Investors should really look at minimising the risk of negative gearing by choosing an investment property that is likely to increase in value throughout the investment period
Negative gearing is an important consideration for investors strategies and must be highly regarded weighing up the pros and cons. It is vital to know ones investment strategy and get expert financial advice to make sure negative gearing is understood fully before getting into it. There are of course multiple benefits to negative gearing in all markets especially if the investment is for the long term, but it also has its drawbacks.
When a property is negatively geared, that property still records a loss and it has implications on your taxable income and your total outlay. You are still ultimately out of pocket and having a buffer to manage the potential cost of holding the property is critical.
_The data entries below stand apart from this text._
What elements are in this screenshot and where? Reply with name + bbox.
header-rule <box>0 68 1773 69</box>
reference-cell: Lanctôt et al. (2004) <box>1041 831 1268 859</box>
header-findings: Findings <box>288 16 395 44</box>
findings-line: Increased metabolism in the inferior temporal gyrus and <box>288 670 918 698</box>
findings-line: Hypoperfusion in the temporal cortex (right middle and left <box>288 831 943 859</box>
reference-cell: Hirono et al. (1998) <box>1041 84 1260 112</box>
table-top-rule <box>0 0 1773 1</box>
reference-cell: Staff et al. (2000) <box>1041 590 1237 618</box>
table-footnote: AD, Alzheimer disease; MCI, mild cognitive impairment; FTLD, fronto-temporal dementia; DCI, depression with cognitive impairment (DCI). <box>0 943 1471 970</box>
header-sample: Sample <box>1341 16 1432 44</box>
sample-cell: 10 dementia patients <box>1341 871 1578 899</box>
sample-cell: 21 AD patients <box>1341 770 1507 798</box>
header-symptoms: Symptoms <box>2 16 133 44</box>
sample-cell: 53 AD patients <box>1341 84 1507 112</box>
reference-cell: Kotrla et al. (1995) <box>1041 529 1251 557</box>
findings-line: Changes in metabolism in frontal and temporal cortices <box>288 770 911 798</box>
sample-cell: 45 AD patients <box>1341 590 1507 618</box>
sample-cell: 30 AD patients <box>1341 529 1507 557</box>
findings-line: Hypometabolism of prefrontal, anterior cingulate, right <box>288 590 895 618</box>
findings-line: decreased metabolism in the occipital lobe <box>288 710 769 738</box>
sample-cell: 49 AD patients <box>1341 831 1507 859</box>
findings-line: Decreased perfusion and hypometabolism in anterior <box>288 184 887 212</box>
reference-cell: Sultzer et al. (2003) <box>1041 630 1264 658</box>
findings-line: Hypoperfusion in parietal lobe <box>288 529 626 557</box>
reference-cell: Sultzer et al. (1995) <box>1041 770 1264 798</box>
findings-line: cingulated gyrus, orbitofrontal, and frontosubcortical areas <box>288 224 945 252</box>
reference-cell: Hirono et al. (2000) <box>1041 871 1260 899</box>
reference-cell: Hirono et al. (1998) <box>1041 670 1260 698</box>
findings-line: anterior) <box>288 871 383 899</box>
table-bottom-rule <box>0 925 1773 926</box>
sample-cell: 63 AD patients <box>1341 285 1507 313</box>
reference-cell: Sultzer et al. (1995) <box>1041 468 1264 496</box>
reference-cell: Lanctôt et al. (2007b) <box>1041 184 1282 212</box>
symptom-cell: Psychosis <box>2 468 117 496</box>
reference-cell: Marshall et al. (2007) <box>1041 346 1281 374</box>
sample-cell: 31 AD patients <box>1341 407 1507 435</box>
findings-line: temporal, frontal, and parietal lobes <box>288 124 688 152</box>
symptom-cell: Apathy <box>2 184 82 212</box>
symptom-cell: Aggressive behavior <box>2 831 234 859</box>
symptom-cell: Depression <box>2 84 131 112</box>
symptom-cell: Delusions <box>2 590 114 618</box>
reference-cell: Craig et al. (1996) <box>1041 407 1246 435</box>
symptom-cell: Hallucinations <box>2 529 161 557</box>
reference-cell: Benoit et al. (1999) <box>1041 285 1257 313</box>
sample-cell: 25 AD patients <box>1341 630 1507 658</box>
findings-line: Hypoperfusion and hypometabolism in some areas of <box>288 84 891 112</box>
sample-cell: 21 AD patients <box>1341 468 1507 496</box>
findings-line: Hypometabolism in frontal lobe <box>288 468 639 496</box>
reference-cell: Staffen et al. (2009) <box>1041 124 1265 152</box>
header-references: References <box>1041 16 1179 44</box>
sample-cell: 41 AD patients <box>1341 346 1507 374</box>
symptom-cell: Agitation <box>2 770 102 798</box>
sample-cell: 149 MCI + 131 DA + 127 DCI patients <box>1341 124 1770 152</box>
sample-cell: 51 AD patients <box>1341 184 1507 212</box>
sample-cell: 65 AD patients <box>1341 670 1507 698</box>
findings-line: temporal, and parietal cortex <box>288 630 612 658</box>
These are a few scenarios to consider:
- A plan to hold the investment property if it experiences a longer period of vacancy or a drop in rent over the short term
- A long term plan to hold the property if the capital gains take a few longer years to increase or even worse, decrease in the short term
- A financial buffer or plan if the interest rates rise quicker than normal and the rent stays the same for a while
- A drawdown facility if extra funds are needed for emergency maintenance or significant general maintenance.
Of course it would be great to be neutrally or even positively geared and still make a net profit but these sorts of properties are very hard to find. At the end of the day, a savvy investor would do their sums and know their number before getting themselves into a negatively geared situation.
Top 5 tips on how to minimise the risks of negative gearing
1) Ever heard of the phrase, measure twice, cut once. The same goes for property due diligence. Spend time on it. If you don’t have time or don’t know what you are looking for, it would be very wise to get expert help to make smarter investment. Getting past records can be very helpful in knowing what the future holds.
2) Weigh up your financial position and choose your investment property wisely. It is sometimes better to stretch your borrowing capacity to buy in a better area than buying something that is well within the budget. Remember it is important to buy properties for equity and capital growth. Buying properties that have slow capital growth is less likely when the property is located near major transport, amenities, current and potential infrastructure and these usually cost a bit more.
3) Have a buffer and a backup plan for rainy days. There are sometime unforeseen circumstances that would mean that there is significant cost to outlay for maintenance. Sometimes the market can slow down and the rent may not be able to cover the rising cost of the interest rates, so a financial buffer is always helpful. A great way to do this is to have a draw down facility in the loan for rainy days.
4) Protect yourself and your investment. Life happens and sometimes, they are unavoidable. That is why, it is important to consider getting landlord insurances and other insurances like income protection for times when the unexpected happens. It is also vital to know how and where to access other funds should that be needed.
5) Get an A team to help you maximise your return on investment. Having a great accountant that knows the full situation is critical. An accountant with a portfolio of properties is ideal so he or she knows the game and is able to walk the talk.